Background
Dr. Graham Mooney is an assistant professor of the history of medicine at the Johns Hopkins University School of Medicine. His research focuses on the history of public health interventions and the relationship between public health policies and population health outcomes.
Dr. Mooney also has appointments in the Johns Hopkins Bloomberg School of Public Health’s Department of Epidemiology and the History of Science and Technology Department at Johns Hopkins School of Medicine.
His research covers the history of public health in Britain and North America, infectious disease surveillance, epidemiology and demography. He is particularly interested in domestic space as a site and scale of public health interventions and is working on this theme in relation to topics such disinfection, contact tracing and interactions with schools and other institutions.

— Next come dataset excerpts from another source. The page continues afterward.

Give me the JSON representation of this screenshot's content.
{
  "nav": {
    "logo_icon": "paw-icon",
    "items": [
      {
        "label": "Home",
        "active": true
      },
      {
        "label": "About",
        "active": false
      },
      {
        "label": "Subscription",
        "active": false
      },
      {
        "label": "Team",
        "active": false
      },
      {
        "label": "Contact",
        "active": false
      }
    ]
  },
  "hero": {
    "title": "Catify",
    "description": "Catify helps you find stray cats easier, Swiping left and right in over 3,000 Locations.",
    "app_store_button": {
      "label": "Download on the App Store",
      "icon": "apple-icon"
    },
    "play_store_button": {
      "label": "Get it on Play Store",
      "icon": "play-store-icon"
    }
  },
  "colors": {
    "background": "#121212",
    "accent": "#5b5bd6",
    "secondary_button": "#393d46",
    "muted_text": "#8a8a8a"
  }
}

Dr. Mooney received his undergraduate degree and Ph.D. in Geography from the University of Liverpool. He completed a post-doctoral research fellowship at the Wellcome Trust Centre for the History of Medicine in 2001.

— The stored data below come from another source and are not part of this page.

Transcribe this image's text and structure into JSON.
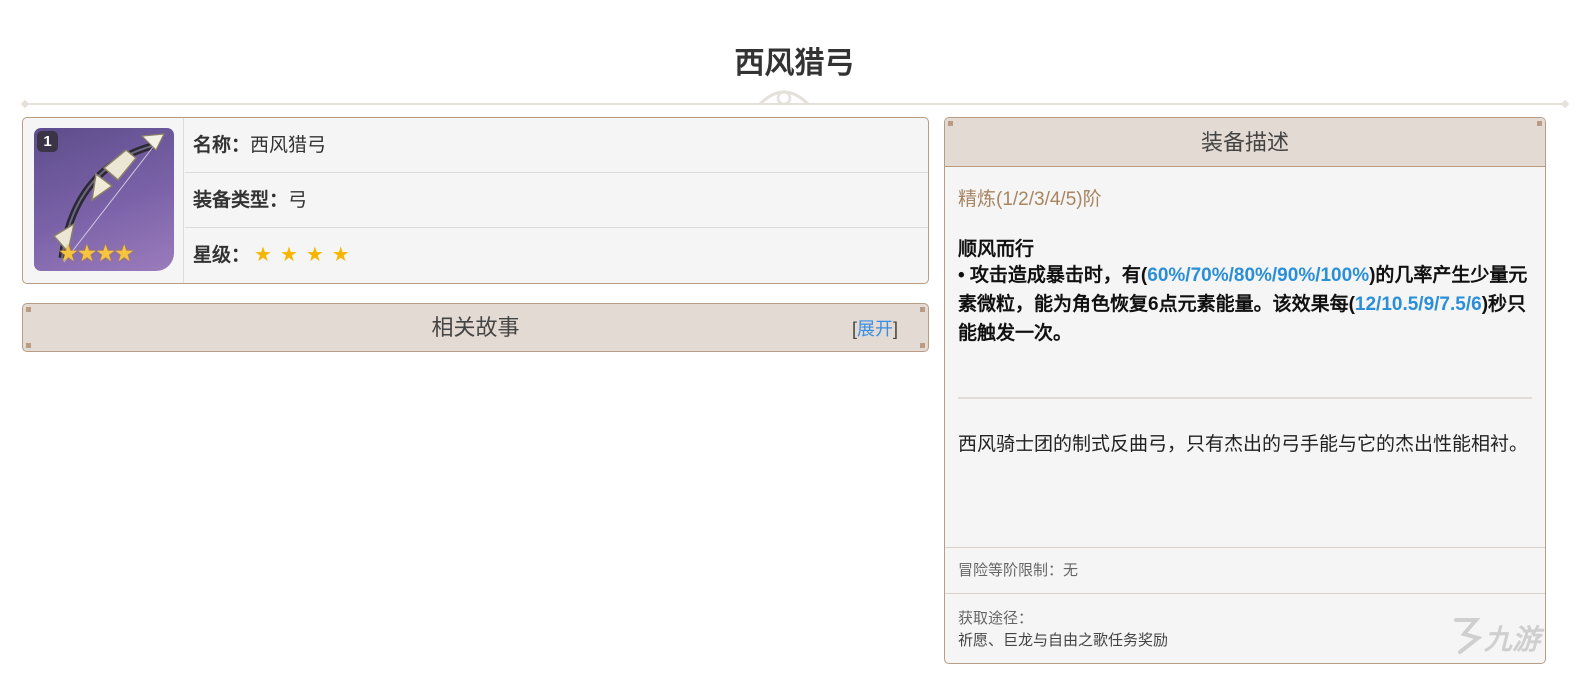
{
  "page": {
    "title": "西风猎弓"
  },
  "info": {
    "refine_badge": "1",
    "name_label": "名称：",
    "name_value": "西风猎弓",
    "type_label": "装备类型：",
    "type_value": "弓",
    "rarity_label": "星级：",
    "rarity_stars": 4,
    "rarity_glyphs": "★★★★"
  },
  "story": {
    "title": "相关故事",
    "expand_open": "[",
    "expand_label": "展开",
    "expand_close": "]"
  },
  "description": {
    "header": "装备描述",
    "refine_text": "精炼(1/2/3/4/5)阶",
    "effect_name": "顺风而行",
    "effect_part1": " • 攻击造成暴击时，有(",
    "effect_values1": "60%/70%/80%/90%/100%",
    "effect_part2": ")的几率产生少量元素微粒，能为角色恢复6点元素能量。该效果每(",
    "effect_values2": "12/10.5/9/7.5/6",
    "effect_part3": ")秒只能触发一次。",
    "flavor": "西风骑士团的制式反曲弓，只有杰出的弓手能与它的杰出性能相衬。",
    "rank_label": "冒险等阶限制：",
    "rank_value": "无",
    "source_label": "获取途径：",
    "source_value": "祈愿、巨龙与自由之歌任务奖励"
  },
  "colors": {
    "accent_blue": "#2b8fd8",
    "panel_border": "#b89d84",
    "header_bg": "#e3dbd3",
    "star": "#f7b500"
  },
  "watermark": {
    "text": "九游"
  }
}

Dr. Mooney recently completed a book manuscript entitled The Debris of Living: Infectious Disease Surveillance in England 1840-1914, which examines the history of public health interventions such as infectious disease notification, institutional and domestic isolation, disinfection, and contact tracing. His next book is the result of a class he teaches at the Johns Hopkins Bloomberg School of Public Health. It uses a case study of race and class politics in Baltimore to explore the fracturing of public health systems and policy in the neo-liberal American city. He is co-editor of the journal Social History of Medicine.